En este contexto, las pequeñas variaciones que pueden aparecer cuando un sistema automatizado evalúa un mismo trabajo en más de una ocasión no deben interpretarse como una anomalía técnica aislada, sino como un recordatorio de que la evaluación nunca es completamente estable ni puramente objetiva.

Tampoco lo es cuando la realiza un docente. Exigir a la IA una consistencia absoluta que no exigimos a los evaluadores humanos puede llevarnos a confundir precisión estadística con justicia pedagógica.

El riesgo no reside únicamente en que la tecnología cometa errores, sino en que aceptemos sus recomendaciones sin cuestionarlas. Cuando las predicciones y sugerencias automatizadas se convierten en la referencia principal para orientar decisiones educativas, el criterio profesional puede desplazarse progresivamente hacia una lógica de validación técnica.

El docente deja de decidir para empezar a confirmar.

Desconfiar del efecto “palabra de máquina” no implica rechazar la tecnología, sino resistirse a atribuirle una autoridad que no le corresponde. Lo que los sistemas adaptativos no pueden replicar no es solo la calidez humana, sino algo más específico: el conocimiento longitudinal del alumno.

Un docente acumula información que ningún modelo puede capturar en sus parámetros: la conversación de hace tres semanas, el cambio de actitud tras un conflicto personal, la diferencia entre un error conceptual y un mal día. Ese conocimiento situado, construido en el tiempo y en la relación, es precisamente lo que convierte la personalización en un acto pedagógico y no en una operación estadística.

Representación del conocimiento algorítmico frente al conocimiento situado del docente.
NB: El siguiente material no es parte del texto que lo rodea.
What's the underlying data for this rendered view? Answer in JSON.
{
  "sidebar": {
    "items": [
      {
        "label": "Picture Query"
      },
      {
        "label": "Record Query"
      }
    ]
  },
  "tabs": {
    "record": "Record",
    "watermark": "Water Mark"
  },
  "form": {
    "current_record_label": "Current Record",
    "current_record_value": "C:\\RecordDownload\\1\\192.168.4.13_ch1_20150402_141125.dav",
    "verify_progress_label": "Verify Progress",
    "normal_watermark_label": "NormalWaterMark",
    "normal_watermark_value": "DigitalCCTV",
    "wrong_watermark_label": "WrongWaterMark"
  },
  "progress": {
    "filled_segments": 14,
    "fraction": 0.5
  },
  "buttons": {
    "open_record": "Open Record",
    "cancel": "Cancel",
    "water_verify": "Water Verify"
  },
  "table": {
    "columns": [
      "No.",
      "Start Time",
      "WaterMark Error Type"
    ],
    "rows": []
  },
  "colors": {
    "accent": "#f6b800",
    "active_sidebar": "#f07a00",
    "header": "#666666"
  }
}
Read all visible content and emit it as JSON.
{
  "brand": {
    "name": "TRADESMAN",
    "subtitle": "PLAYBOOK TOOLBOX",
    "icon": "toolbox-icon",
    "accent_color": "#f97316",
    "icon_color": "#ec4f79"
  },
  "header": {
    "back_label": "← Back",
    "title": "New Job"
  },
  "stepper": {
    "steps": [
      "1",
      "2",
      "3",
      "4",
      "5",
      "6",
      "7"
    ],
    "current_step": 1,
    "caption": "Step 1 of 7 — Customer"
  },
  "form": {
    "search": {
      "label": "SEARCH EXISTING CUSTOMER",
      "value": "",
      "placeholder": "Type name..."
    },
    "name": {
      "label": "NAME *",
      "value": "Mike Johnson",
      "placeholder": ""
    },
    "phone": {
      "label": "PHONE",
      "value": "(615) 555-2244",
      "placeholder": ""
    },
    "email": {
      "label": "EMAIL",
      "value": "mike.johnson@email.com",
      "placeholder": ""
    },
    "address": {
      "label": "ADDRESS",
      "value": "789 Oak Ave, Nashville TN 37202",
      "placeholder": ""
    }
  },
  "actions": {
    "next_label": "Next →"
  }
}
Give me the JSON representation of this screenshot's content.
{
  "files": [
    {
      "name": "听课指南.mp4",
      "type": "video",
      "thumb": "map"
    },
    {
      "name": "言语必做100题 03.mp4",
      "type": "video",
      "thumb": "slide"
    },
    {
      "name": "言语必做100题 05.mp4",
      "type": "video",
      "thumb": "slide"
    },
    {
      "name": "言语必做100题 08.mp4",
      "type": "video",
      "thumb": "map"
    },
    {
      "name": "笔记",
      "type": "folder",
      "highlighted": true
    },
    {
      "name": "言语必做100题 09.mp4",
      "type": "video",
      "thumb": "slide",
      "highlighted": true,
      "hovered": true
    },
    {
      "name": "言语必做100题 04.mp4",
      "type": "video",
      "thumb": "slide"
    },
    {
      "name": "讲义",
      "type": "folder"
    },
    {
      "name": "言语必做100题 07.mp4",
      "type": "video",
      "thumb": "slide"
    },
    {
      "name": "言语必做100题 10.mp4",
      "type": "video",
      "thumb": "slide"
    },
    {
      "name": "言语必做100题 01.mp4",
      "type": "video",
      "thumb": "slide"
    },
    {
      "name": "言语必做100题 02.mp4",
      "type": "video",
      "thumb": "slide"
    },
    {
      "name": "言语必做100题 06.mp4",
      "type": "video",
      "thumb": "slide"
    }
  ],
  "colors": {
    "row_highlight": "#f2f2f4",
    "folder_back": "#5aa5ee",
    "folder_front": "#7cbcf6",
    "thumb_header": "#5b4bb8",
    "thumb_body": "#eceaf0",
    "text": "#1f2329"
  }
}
Imagen generada con Gemini-NanoBanana2

La integración de la IA en educación no es, por tanto, un problema de capacidad tecnológica, sino de responsabilidad pedagógica.

Personalizar no es optimizar variables, sino ejercer criterio. Un criterio que surge del bagaje profesional del docente y de su conocimiento del alumno, y que no puede ser automatizado sin alterar el sentido mismo de la educación.